2. Die Vollziehung des angefochtenen Verwaltungsakts ist auch nicht wegen unbilliger Härte gemäß § 69 Abs. 3 Satz 1 Halbsatz 2 i.V.m. Abs. 2 Satz 2 Finanzgerichtsordnung (FGO) auszusetzen.
Eine unbillige, nicht durch überwiegende öffentliche Interessen gebotene Härte im Sinne dieser Vorschriften liegt vor, wenn dem Steuerpflichtigen durch die Vollziehung des angefochtenen Verwaltungsaktes Nachteile drohen, die durch eine etwaige spätere Rückzahlung des eingezogenen Betrages nicht ausgeglichen werden oder nur schwer gutzumachen sind, oder wenn die Vollziehung zu einer Gefährdung seiner wirtschaftlichen Existenz führen würde (vgl.

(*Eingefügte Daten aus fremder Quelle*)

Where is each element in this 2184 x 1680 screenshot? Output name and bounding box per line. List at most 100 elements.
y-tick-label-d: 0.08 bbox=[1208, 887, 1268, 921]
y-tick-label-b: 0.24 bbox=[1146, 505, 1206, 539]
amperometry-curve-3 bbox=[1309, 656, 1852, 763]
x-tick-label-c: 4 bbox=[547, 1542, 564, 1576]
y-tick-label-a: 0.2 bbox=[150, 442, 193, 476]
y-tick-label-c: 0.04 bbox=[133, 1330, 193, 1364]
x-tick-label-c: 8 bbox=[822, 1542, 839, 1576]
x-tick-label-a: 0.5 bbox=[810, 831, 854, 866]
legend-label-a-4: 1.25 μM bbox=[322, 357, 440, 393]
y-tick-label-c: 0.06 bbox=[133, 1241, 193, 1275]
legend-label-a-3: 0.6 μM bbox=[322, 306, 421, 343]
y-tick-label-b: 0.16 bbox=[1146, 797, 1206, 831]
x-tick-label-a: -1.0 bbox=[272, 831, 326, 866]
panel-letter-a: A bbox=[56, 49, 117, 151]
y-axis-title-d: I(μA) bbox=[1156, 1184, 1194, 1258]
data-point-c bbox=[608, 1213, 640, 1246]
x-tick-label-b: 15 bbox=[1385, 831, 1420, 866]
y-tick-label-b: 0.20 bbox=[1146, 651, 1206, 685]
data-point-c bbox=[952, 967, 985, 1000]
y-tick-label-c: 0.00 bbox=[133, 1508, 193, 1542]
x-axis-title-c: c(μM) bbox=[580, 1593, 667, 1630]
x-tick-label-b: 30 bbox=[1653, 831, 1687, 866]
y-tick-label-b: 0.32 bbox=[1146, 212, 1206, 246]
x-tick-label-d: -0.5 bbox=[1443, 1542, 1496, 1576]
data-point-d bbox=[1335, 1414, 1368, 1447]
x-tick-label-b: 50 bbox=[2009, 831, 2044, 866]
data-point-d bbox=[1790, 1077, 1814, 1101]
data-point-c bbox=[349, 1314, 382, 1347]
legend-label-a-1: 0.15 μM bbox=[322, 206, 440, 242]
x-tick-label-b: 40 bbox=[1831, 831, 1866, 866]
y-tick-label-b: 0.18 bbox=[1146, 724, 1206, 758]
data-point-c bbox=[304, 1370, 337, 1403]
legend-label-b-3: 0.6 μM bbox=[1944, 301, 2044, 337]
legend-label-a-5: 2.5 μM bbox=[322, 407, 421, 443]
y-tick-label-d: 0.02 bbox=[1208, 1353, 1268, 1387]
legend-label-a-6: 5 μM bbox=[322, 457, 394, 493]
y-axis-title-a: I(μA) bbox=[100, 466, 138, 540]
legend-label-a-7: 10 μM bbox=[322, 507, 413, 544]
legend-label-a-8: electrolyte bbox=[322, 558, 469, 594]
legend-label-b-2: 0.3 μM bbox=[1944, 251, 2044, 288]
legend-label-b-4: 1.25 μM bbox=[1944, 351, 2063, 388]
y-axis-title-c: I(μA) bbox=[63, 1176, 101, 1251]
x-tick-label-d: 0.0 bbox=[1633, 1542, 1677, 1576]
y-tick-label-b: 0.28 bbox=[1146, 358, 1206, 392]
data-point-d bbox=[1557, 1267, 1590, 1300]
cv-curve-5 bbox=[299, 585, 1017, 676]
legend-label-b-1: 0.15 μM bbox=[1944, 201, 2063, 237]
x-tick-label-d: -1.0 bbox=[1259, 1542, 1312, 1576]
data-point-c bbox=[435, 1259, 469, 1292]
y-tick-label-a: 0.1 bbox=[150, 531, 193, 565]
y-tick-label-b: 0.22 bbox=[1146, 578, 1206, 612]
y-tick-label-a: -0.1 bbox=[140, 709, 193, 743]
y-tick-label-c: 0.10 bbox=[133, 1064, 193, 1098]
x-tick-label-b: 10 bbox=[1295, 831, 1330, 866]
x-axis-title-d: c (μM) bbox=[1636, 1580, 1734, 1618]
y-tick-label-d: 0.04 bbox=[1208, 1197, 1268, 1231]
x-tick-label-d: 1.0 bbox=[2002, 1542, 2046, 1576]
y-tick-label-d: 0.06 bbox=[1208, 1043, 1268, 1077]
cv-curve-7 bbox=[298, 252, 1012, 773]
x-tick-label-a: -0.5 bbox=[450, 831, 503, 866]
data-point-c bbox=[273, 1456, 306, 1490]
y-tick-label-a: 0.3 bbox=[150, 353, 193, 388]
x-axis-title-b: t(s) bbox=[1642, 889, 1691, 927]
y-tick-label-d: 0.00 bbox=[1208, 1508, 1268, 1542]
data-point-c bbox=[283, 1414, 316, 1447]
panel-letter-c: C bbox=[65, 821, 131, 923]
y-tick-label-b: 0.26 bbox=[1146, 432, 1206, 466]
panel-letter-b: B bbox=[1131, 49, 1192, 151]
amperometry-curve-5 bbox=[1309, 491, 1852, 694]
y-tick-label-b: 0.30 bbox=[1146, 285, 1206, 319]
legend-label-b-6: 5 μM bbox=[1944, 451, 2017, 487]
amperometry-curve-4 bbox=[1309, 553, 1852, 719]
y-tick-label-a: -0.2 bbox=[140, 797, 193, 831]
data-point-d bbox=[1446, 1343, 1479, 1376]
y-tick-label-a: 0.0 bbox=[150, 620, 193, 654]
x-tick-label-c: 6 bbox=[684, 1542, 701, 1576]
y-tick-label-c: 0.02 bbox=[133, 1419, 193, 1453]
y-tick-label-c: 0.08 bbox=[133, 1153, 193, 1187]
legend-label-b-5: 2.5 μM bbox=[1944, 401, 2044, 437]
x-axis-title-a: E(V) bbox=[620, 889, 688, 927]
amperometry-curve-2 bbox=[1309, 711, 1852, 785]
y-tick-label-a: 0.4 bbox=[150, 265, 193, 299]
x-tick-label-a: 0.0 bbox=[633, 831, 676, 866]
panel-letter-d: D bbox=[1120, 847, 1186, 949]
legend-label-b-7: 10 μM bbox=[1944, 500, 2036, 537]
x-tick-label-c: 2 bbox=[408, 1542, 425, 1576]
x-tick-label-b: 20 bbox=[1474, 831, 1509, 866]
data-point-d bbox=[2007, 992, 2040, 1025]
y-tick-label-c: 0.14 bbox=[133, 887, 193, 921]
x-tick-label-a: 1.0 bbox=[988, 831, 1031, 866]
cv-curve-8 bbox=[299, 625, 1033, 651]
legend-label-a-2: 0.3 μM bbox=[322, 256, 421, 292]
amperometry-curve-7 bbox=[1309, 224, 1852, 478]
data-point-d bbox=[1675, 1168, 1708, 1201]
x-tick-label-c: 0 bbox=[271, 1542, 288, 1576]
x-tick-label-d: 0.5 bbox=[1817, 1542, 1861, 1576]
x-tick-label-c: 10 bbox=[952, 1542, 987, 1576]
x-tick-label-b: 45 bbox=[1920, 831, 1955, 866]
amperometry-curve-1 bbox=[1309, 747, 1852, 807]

BFH-Beschlüsse vom 21. Februar 1990 II B 98/89, BStBl II 1990, 510; vom 5. März 1998 VII B 36/97, BFH/NV 1998, 1325).
Diese Voraussetzungen sind im Streitfall weder vorgetragen noch ersichtlich.
3. Die Kostenentscheidung beruht auf § 135 Abs. 1 FGO, die Nichtzulassung der Beschwerde auf § 128 Abs. 3 FGO. Gründe i.S.v. § 115 Abs. 2 FGO liegen nicht vor.